Ce magistrat a rendu compte des plaidoiries dans le délibéré de la cour, entendu en son rapport, composée de :
Madame Nathalie FRENOY, présidente de chambre
Madame Isabelle MONTAGNE, présidente de chambre
Madame Sandrine MOISAN, conseillère
Greffier, lors des débats : Mme Nolwenn CADIOU
ARRÊT :
- CONTRADICTOIRE
- mise à disposition de l'arrêt au greffe de la Cour, les parties en ayant été préalablement avisées dans les conditions prévues au deuxième alinéa de l'article 450 du code de procédure civile,
- signé par Madame Nathalie FRENOY, présidente et par Madame Nolwenn CADIOU, greffier à laquelle la minute de la décision a été remise par le magistrat signataire.
EXPOSÉ DU LITIGE
Mme [V] [G] a saisi le conseil de prud'hommes de Paris le 4 août 2011 en vue d'obtenir la résiliation judiciaire de son contrat de travail, ainsi que diverses sommes.
Par jugement du 20 janvier 2014, le conseil de prud'hommes de Paris a :
- débouté Mme [G] de l'ensemble de ses demandes et débouté la société de sa demande
reconventionnelle,
- laissé les dépens à la charge de la partie demanderesse.
Par déclaration du 23 avril 2014, Mme [G] a interjeté appel de ce jugement.

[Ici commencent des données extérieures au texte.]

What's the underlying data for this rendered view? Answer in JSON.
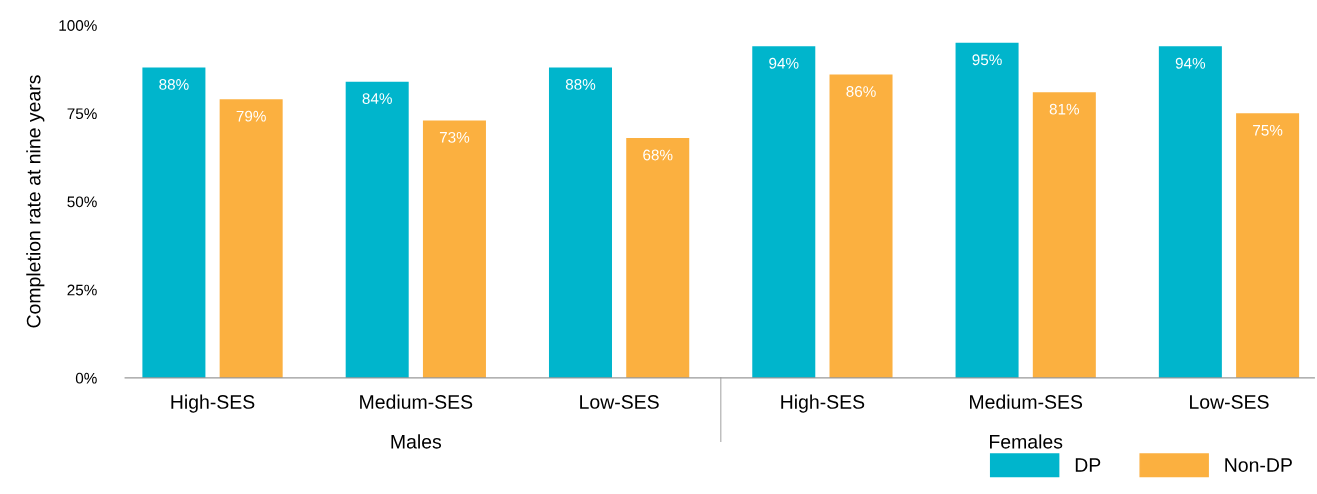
{
  "chart_data": {
    "type": "bar",
    "ylabel": "Completion rate at nine years",
    "categories": [
      "High-SES",
      "Medium-SES",
      "Low-SES",
      "High-SES",
      "Medium-SES",
      "Low-SES"
    ],
    "series": [
      {
        "name": "DP",
        "color": "#00b5cc",
        "values": [
          88,
          84,
          88,
          94,
          95,
          94
        ],
        "value_labels": [
          "88%",
          "84%",
          "88%",
          "94%",
          "95%",
          "94%"
        ]
      },
      {
        "name": "Non-DP",
        "color": "#fbb040",
        "values": [
          79,
          73,
          68,
          86,
          81,
          75
        ],
        "value_labels": [
          "79%",
          "73%",
          "68%",
          "86%",
          "81%",
          "75%"
        ]
      }
    ],
    "ylim": [
      0,
      100
    ],
    "yticks": [
      {
        "value": 0,
        "label": "0%"
      },
      {
        "value": 25,
        "label": "25%"
      },
      {
        "value": 50,
        "label": "50%"
      },
      {
        "value": 75,
        "label": "75%"
      },
      {
        "value": 100,
        "label": "100%"
      }
    ],
    "annotations": [
      "Males",
      "Females"
    ],
    "grid": false,
    "legend": "bottom right"
  }
}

La cour d'appel de Paris, par arrêt du 10 février 2022, a :
- confirmé le jugement déféré en toutes ses dispositions,
y ajoutant
- dit le licenciement de Mme [G] fondé sur une cause réelle et sérieuse,
- condamné la société Parisienne de Supermarchés prise en la personne de son représentant légal à payer à Mme [G] la somme de 29 000 euros à titre de dommages et intérêts,
- dit que cette somme portera intérêts au taux légal à compter de l'arrêt,
- ordonné la capitalisation des intérêts au taux légal à compter de la décision à intervenir,
- condamné la société Parisienne de Supermarchés, prise en la personne de son représentant légal, à payer à Mme [G] la somme de 1 500 euros au titre de l'article 700 du code de procédure civile,
- débouté Mme [G] de ses autres demandes,
- condamné la société Parisienne de Supermarchés, prise en la personne de son représentant légal, aux dépens d'appel.

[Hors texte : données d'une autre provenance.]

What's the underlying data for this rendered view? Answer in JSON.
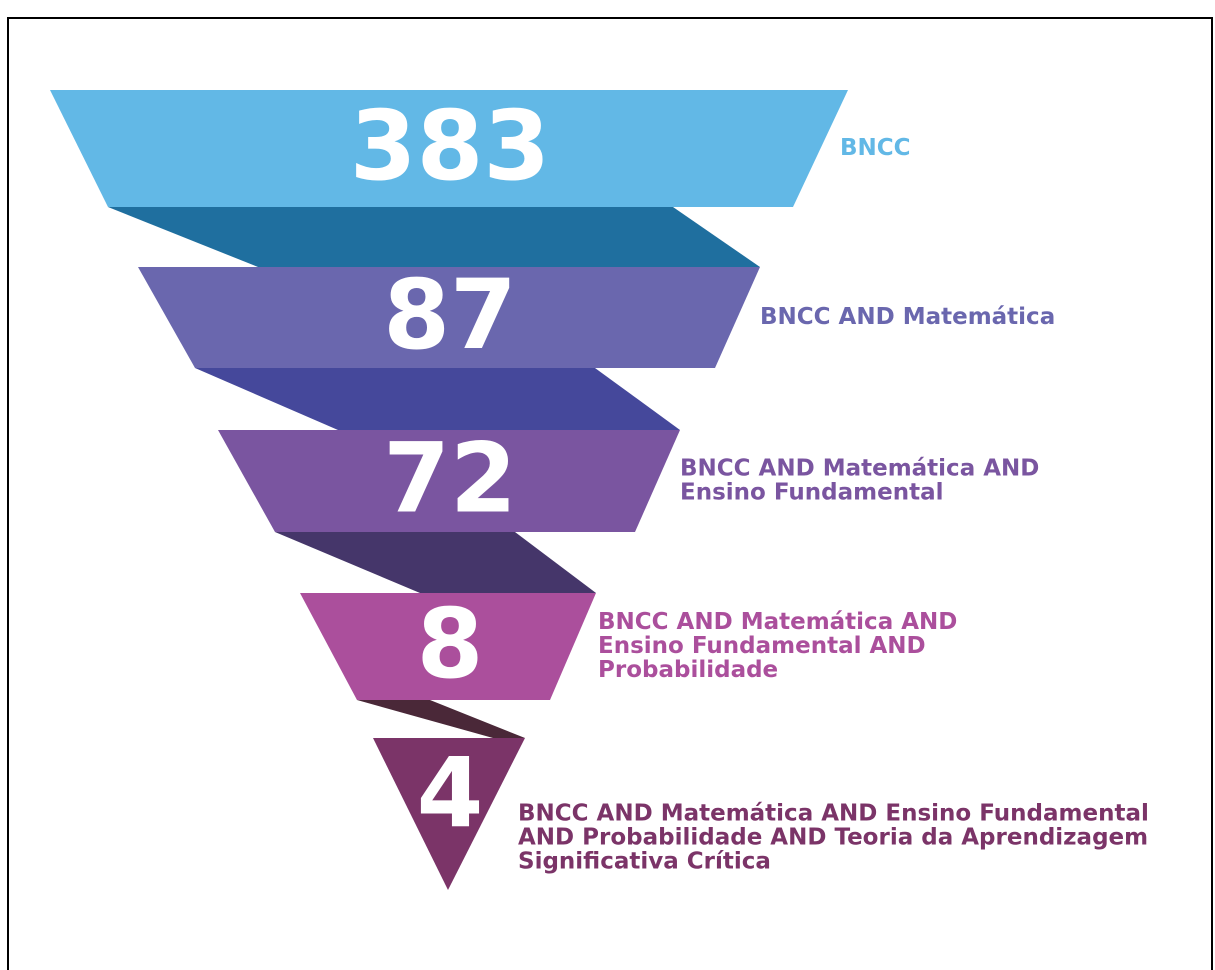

Dans sa requête relative à une omission de statuer, communiquée par voie électronique le 11 avril 2022, Mme [G] demande à la cour de :
- constater qu'il n'a pas été statué sur sa demande à voir condamnée la société Parisienne de Supermarchés à lui régler un rappel de salaire net à hauteur de 524,16 euros pour le mois d'avril 2016,
- statuer sur la demande de Mme [G] à voir condamnée la société à lui régler un rappel de salaire net à hauteur de 524,16 euros pour le mois d'avril 2016,
- dire que la décision rectificative sera mentionnée sur la minute et sur les expéditions de la décision modifiée,
- laisser les dépens à la charge du Trésor public.
La société Parisienne de Supermarchés, régulièrement constituée, n'a pas conclu. Son avocat a fait des observations orales à l'audience qui a eu lieu le 28 janvier 2025.
En application de l'article 455 du code de procédure civile, il convient de se reporter aux énonciations de la décision déférée pour plus ample exposé des faits et de la procédure antérieure, ainsi qu'aux conclusions susvisées pour l'exposé des moyens devant la cour.
MOTIFS DE L'ARRET
L'article 463 du code de procédure civile dispose que 'la juridiction qui a omis de statuer sur un chef de demande peut également compléter son jugement sans porter atteinte à la chose jugée quant aux autres chefs, sauf à rétablir, s'il y a lieu, le véritable exposé des prétentions respectives des parties et de leurs moyens.
La demande doit être présentée un an au plus tard après que la décision est passée en force de chose jugée ou, en cas de pourvoi en cassation de ce chef, à compter de l'arrêt d'irrecevabilité.